Over the years I have probably built more than 1000 bikes in my head. I look at my two motorcycles sitting in the garage and constantly strip them down then change their seats, tanks, tires, speedo, shocks, exhaust, colour scheme and even their grips. Most of the time I only run with a fraction of the modifications that go through my mind, but I do love thinking about all the possibilities. The latest build from Addiction Customs is the bike Nick has been thinking about for over three years. “Some bikes I think we spend years building in our heads” says Nick. “The Manxy Racer is one of those for me.” So after thinking about this bike for years, Nick couldn’t be happier getting it out of his head and onto the asphalt.

We thought we’d let Nick get the full build story out of his head as well: “Every year I watch the Isle of Man TT with pure excitement and anticipation, and some time ago it got me thinking about the old Manx Nortons of the 1950s that dominated the TT. For me, there is no better single than the stripped down race styling of the thumper Manx, and so for this, my third complete bike build under the Addiction Customs brand, I wanted to build a bike that paid tribute, a nod if you will, to the classic Manx Norton. At least that’s where my thinking started. After selling The Addict in February I built a second bike, and re-worked a third, but all the time, I had nothing to ride for myself. The Manxy Racer was a bike that I had begun collecting parts for, and shaping in my head for the past couple of years, and I needed a new showcase bike, so in March I started to strip down this 1983 SR500 that I’d imported from Japan some months earlier.

It was really rough; rims were crusty yellow with a thick layer of cracked clear coat, frame had rust here and there and it was a long way from roadworthy with bad brakes, bearings, seals, tyres, almost everything! One of the first things I did was fit up the alloy manx style tank. It was one of those pieces I picked up last year and it knocked around my workshop wrapped in bubble wrap all that time. The alloy fairing was a similar thing, so I threw it on just to get an overall line to work with, then I designed the seat pan and cowl based on my height and riding style, and sent the dimensions off to a fabricator to begin their work. I’d really love to be able to say I made it myself, but my tiny workshop just doesn’t have room for an english wheel.

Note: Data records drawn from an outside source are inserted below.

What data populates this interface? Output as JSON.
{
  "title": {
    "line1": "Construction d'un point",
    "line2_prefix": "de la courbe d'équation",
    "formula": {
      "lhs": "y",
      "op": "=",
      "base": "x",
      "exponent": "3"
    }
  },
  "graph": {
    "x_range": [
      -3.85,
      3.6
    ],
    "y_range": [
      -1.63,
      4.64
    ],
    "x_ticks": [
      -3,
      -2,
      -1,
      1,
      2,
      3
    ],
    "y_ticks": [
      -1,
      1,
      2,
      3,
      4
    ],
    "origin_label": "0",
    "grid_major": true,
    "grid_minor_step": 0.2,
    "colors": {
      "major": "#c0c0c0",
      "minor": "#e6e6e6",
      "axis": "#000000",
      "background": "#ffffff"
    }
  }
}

The tank is 6 litres more than the stock tank, just the thing for long rides, and it dominates the aesthetic, so as the project progressed I found I wanted the bike to feel like a Manx cafe racer; a bit less race and a bit more cafe, so I took artistic license, and what you see here is the finished product.

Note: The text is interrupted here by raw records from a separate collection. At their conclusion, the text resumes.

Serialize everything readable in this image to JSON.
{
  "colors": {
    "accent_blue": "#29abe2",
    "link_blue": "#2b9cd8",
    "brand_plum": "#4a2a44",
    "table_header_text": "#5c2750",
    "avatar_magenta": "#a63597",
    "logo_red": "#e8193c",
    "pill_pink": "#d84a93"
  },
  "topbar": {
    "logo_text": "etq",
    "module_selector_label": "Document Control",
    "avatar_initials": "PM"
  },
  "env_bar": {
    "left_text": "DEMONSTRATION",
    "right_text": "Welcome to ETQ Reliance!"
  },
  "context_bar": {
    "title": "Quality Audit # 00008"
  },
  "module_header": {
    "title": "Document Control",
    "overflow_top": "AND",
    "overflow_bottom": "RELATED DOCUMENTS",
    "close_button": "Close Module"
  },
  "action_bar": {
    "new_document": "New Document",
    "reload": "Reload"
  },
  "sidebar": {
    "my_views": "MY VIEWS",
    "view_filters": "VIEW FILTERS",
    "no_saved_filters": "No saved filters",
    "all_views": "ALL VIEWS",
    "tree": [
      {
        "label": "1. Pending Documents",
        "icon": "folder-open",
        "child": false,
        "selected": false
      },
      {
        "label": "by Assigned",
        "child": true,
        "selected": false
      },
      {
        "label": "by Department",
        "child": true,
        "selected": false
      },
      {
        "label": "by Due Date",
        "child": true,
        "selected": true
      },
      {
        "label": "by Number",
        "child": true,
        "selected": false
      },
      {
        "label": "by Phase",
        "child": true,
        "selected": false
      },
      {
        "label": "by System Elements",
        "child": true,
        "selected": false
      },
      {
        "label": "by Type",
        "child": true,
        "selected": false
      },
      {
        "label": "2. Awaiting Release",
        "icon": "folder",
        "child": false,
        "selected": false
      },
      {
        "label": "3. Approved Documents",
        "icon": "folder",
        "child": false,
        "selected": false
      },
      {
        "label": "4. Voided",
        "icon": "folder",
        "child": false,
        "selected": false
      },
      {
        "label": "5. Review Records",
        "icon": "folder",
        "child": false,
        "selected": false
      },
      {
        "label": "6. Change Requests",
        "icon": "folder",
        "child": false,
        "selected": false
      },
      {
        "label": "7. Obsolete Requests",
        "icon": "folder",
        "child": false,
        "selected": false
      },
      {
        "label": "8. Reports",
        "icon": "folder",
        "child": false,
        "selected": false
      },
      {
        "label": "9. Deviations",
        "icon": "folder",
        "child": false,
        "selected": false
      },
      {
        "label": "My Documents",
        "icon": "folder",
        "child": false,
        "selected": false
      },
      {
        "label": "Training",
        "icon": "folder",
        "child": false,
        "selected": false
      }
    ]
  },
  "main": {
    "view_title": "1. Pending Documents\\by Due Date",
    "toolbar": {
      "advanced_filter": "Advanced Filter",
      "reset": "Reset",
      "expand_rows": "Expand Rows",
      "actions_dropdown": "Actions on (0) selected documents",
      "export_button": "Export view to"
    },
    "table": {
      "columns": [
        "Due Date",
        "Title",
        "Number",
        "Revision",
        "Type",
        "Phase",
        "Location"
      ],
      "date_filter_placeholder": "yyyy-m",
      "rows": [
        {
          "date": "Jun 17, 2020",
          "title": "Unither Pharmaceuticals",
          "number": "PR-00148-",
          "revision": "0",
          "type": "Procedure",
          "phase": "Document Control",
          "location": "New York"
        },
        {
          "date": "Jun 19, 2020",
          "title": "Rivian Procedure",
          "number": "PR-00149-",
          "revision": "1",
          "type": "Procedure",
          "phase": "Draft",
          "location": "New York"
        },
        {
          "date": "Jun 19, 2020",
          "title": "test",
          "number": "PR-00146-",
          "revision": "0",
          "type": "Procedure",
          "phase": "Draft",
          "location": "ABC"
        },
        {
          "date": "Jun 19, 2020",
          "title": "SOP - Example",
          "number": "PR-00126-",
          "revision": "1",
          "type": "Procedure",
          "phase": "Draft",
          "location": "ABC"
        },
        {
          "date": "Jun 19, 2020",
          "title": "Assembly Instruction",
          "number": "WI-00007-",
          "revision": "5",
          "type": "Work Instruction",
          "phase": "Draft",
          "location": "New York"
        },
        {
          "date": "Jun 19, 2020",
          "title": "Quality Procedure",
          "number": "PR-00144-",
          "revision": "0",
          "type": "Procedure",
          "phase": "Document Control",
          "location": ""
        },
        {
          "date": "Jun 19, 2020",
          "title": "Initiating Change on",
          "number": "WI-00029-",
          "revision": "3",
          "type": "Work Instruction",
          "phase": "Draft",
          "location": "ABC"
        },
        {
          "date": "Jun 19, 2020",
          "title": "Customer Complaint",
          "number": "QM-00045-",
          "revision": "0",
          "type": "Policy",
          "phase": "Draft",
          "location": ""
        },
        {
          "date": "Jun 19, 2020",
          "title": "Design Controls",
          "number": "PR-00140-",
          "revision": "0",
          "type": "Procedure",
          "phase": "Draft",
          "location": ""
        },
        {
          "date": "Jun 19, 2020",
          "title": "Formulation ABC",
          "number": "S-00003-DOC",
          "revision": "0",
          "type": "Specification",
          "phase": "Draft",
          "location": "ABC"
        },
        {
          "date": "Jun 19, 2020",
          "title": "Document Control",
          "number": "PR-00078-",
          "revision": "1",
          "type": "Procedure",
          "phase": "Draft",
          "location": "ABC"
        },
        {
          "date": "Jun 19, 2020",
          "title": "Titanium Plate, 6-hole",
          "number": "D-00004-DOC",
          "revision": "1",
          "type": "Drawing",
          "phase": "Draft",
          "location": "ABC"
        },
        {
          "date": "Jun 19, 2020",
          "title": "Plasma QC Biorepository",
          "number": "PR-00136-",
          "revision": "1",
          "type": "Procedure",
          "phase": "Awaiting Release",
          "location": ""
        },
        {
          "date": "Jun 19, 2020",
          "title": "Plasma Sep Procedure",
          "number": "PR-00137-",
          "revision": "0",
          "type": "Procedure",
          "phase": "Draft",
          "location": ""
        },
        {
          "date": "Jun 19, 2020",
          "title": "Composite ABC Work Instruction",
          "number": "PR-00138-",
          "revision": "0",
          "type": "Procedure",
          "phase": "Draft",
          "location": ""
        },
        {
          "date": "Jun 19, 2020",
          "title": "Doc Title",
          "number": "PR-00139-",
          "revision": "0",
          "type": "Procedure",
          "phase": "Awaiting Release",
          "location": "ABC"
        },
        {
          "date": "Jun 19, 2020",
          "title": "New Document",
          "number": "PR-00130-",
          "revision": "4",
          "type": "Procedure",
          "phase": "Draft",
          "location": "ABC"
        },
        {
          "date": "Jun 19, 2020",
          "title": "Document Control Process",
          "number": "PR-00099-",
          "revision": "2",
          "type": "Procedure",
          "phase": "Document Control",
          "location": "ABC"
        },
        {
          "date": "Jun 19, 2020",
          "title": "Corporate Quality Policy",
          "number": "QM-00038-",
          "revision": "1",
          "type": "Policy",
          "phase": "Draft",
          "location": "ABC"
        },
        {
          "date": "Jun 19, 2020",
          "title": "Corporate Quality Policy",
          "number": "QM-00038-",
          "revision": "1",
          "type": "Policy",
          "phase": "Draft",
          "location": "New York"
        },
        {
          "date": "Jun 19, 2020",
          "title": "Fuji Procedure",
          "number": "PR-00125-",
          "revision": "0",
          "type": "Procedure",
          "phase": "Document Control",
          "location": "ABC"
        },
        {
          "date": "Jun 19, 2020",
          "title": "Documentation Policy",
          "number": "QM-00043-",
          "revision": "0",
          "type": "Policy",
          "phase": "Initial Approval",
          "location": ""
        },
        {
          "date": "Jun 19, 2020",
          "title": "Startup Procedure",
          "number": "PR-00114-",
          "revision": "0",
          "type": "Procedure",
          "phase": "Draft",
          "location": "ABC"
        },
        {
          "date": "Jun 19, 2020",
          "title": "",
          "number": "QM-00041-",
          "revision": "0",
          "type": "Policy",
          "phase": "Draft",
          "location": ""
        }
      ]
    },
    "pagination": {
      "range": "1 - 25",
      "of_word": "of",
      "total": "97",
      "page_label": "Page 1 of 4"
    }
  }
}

Anyway, while the seat was being made, I pulled the engine out, and began working the subframe and tail loop, bending and welding it all up to give the flat seat pan and cowl a rake up at the back. I didn’t want to compromise ride height and have to raise the springs, nor lengthen the cowl to clear the rear wheel travel. I fabbed up all the mounts and de-tabbed the frame and continued to source and order bits and pieces for the build. The all-titanium manx-style exhaust from Over was another one of those things I’d picked up a while back, so I cracked open the muffler and removed the restrictive baffle and replaced it with a perforated pipe and re-packed it with glass packing. The result is a raw thumping note to wake up the neighbours.

The engine got a serious clean up and treated with a VHT primer and wrinkle-black engine enamel, giving it a vintage feel. Keihin CR38 smoothbore carb was chosen over the more popular FCR and braided oil line with ground and polished case covers completed the motor. Meanwhile the seat returned and I finalised the fender and indicator mounting points, welded everything up and sent it off to be sandblasted and powdercoated.

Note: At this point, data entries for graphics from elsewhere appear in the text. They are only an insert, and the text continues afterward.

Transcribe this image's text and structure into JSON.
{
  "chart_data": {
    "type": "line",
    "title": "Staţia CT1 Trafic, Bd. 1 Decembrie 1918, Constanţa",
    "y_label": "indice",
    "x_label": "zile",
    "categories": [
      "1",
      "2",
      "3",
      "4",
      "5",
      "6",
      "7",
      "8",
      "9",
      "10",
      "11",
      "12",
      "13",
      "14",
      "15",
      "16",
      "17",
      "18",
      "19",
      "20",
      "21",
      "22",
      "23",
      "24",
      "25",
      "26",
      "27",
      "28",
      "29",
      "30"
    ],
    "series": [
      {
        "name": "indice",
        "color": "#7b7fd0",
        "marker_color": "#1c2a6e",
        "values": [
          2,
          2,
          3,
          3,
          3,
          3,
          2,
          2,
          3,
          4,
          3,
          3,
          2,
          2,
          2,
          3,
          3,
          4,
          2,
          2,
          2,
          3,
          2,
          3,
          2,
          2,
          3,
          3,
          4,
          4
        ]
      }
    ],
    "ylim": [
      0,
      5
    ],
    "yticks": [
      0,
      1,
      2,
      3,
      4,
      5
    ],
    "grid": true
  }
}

I spent hours sanding back the wheels, polished the rims, painted the hubs satin black and laced them all up with stainless spokes and TT100 GP tyres. New brake linings, bearings, and seals all round and the front forks were completely rebuilt and shaved and polished, adding Ikon custom progressive springs up front and custom rear shocks with vintage shrouds. I decided to modify the front end for a dual slotted disc setup with a second caliper from an XJ750 (I think). Braided stainless brake lines made to measure and both callipers and master cylinder got completely rebuilt with new pistons, seals and stainless banjos.

I completely re-wired the bike with battery eliminator, new gauges and lights of course, mounting individual LED warning lights inside the gauge mount, and giving the cluster a slight rake back towards the rider.”

Nick built this bike as his personal ride, so it’s no surprise he tells us “I’m stoked with the finished bike, and am a very happy customer!”. The traditionalists might say the alloy fairing doesn’t belong on a Manx design but it’s one of those things Nick just wanted on his bike. “The bike pulls hard, sounds wicked and stops better than any other SR I’ve ridden so I couldn’t be happier.” We look forward to seeing what comes out of Nick’s head next – just hope we don’t have to wait another three years.